A specific date used for comparison.

Number of Weeks

Y

Numeric,

4 by default

Number of weeks that should be used to calculate Average Minutes.

Destination Group Sets

N

The names of the existing destination group sets

The choice of one or more destination group sets. If no destination group set is required, select blank.

Variance

Y

Percentage ratio,

values from 1 to 100

Defines which variance is significant for demonstrating trending changes. For example, if the Variance is 10%, the difference in minutes between two compared days that is greater than 10% signifies a change in traffic, negative or positive. If the values stay within 10% then it is considered to be unchanged.

 

List of output fields
Column Description

Reseller

Reseller’s name.

Customers

The name of the corresponding customer.

Date

Date in the specified format.

Total Minutes

Total daily minutes per customer.

Indicator

Green if Total Minutes value is greater than Average Minutes , Red if less, Blue if Total Minutes and Average Minutes values are within the predefined Variance .

Average Minutes

Average minutes per customer based on dividing the minutes by the number of weeks (4 by default).

 

For example: to determine the billing for October 30th, PortaBilling® looks up the total minutes for October 30th, the 23rd, the 16th and the 9th (based the Number of Weeks option). Then the system estimates the average mean for this data, which becomes the value for Average Minutes .

Variance

Difference between the two days compared.

 

How it works

For example, you need to know the statistics for December 2012 and compare them with those from December 2011.

 

In the Input Parameters tab, specify the reseller and the customer, put January 1st 2012 into the From field and January 1st 2013 into the To field.

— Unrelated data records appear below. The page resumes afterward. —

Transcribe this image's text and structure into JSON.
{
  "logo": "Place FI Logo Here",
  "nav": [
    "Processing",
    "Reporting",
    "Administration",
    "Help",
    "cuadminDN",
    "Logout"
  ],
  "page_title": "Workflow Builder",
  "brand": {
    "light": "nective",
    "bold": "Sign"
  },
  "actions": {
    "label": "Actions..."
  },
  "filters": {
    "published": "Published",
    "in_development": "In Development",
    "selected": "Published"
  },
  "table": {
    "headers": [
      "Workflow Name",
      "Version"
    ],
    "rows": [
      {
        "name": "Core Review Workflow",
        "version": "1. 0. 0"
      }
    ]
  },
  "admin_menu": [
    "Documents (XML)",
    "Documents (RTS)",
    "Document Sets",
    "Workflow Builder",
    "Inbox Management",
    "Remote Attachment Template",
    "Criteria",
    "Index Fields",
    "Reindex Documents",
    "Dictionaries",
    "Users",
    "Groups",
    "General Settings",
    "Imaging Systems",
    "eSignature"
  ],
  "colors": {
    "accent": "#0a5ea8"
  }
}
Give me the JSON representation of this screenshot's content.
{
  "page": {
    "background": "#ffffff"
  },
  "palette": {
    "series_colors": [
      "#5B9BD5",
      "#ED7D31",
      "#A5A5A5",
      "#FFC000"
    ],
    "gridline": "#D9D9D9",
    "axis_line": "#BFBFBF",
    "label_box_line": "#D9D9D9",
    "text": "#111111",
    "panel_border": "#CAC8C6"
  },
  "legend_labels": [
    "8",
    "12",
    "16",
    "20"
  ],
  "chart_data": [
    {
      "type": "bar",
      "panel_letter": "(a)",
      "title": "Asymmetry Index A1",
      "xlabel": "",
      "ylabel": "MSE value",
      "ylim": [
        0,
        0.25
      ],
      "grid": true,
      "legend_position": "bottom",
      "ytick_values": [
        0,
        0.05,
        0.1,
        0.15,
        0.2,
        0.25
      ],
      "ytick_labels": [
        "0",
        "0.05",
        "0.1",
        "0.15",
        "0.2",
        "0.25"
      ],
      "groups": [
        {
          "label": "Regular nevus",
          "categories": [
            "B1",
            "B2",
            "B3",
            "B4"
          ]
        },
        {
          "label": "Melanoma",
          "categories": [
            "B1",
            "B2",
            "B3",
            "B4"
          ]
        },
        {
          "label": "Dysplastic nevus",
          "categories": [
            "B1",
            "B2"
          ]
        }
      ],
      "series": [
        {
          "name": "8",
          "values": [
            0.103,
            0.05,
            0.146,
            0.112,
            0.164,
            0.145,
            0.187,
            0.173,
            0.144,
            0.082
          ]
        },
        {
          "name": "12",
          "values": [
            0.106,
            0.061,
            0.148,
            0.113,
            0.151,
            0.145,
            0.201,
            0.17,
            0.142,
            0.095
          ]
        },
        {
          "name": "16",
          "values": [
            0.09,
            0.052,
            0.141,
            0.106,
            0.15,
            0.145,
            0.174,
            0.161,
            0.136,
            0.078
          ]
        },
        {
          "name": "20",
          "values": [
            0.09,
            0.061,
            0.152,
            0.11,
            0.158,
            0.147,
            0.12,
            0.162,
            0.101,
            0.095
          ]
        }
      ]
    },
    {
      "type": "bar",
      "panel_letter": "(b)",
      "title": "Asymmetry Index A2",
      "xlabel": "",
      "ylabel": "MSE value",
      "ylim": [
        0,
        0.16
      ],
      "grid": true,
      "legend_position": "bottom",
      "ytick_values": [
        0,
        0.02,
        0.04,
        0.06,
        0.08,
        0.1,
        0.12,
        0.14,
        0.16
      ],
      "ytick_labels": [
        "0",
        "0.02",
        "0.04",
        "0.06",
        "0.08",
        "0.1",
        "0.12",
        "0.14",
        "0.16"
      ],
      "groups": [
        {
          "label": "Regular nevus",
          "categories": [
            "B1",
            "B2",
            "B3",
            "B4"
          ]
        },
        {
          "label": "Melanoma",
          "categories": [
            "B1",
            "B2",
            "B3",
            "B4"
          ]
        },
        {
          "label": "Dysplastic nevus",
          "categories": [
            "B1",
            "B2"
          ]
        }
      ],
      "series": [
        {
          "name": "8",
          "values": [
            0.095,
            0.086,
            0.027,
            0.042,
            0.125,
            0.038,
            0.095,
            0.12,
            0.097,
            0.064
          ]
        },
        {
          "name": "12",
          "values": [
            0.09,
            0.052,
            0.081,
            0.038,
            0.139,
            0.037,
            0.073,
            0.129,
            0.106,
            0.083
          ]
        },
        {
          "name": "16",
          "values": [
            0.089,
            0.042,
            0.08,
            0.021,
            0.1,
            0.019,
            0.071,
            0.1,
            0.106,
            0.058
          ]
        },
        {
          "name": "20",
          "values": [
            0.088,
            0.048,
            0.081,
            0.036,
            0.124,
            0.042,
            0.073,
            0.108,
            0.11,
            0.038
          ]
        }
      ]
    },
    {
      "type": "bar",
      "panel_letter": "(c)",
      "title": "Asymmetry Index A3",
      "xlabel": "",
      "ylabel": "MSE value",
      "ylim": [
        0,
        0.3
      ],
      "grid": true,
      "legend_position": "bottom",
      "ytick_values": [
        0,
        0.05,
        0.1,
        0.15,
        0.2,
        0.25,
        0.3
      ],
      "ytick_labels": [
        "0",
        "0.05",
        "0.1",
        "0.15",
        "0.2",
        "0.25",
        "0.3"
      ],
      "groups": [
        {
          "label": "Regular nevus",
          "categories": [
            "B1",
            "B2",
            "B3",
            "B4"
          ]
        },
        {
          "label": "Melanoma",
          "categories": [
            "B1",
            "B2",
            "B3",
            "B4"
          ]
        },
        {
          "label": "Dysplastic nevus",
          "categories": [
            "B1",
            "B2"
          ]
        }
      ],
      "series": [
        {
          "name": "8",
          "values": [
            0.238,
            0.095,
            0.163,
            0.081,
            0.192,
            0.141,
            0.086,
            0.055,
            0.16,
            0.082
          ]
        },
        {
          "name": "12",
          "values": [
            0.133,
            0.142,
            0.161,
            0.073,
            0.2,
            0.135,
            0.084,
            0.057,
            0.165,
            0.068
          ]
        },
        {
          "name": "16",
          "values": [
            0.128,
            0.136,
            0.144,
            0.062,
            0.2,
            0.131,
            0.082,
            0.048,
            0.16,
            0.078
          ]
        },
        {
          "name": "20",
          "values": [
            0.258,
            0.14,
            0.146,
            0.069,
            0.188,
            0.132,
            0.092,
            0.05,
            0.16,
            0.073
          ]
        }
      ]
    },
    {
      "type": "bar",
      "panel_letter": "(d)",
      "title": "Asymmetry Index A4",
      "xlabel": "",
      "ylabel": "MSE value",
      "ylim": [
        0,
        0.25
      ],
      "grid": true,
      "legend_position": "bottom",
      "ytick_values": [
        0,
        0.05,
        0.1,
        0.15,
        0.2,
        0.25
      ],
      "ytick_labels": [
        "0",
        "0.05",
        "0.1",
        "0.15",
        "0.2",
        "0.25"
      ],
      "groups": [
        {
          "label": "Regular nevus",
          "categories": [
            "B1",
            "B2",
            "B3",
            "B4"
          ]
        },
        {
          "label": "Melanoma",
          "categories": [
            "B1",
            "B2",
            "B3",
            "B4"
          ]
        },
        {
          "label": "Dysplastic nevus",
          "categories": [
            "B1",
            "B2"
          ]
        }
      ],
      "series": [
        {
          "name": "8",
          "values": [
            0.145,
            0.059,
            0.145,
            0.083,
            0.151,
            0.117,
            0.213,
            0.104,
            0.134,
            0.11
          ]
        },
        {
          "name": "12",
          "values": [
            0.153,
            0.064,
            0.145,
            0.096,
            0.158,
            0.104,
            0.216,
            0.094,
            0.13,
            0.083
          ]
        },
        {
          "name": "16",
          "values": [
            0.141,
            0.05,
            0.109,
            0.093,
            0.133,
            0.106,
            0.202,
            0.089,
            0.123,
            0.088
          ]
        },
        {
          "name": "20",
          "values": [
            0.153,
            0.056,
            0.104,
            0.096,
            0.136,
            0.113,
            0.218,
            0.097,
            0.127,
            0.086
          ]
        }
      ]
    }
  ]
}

Let’s use a Variance of 10% and for the Number of Weeks use 4 (the default). This way the minutes for each day of week will be calculated over the previous 4 week’s corresponding days.

Then select one or several destination group sets. If several are selected, then the report will show how much traffic went through each of the destinations in each destination group set. In the Output data tab tick all the check boxes in the Visible column, so that all available information will be included in the report.

Click Save and then click Execute .

 

To evaluate the Average Minutes and generate a report, the system will look up the avarage value of minutes for January 1st 2013, December 25th 2012, December 18th 2012 and December 4th 2012. The same action will be applied to January 1st 2012: the system will look up and calculate the Average Minutes for January 1st 2012, December 25th 2011, December 18th 2011 and December 4th 2011.

 

The two values will be compared and depending on the Variance, the appropriate indicator will be applied.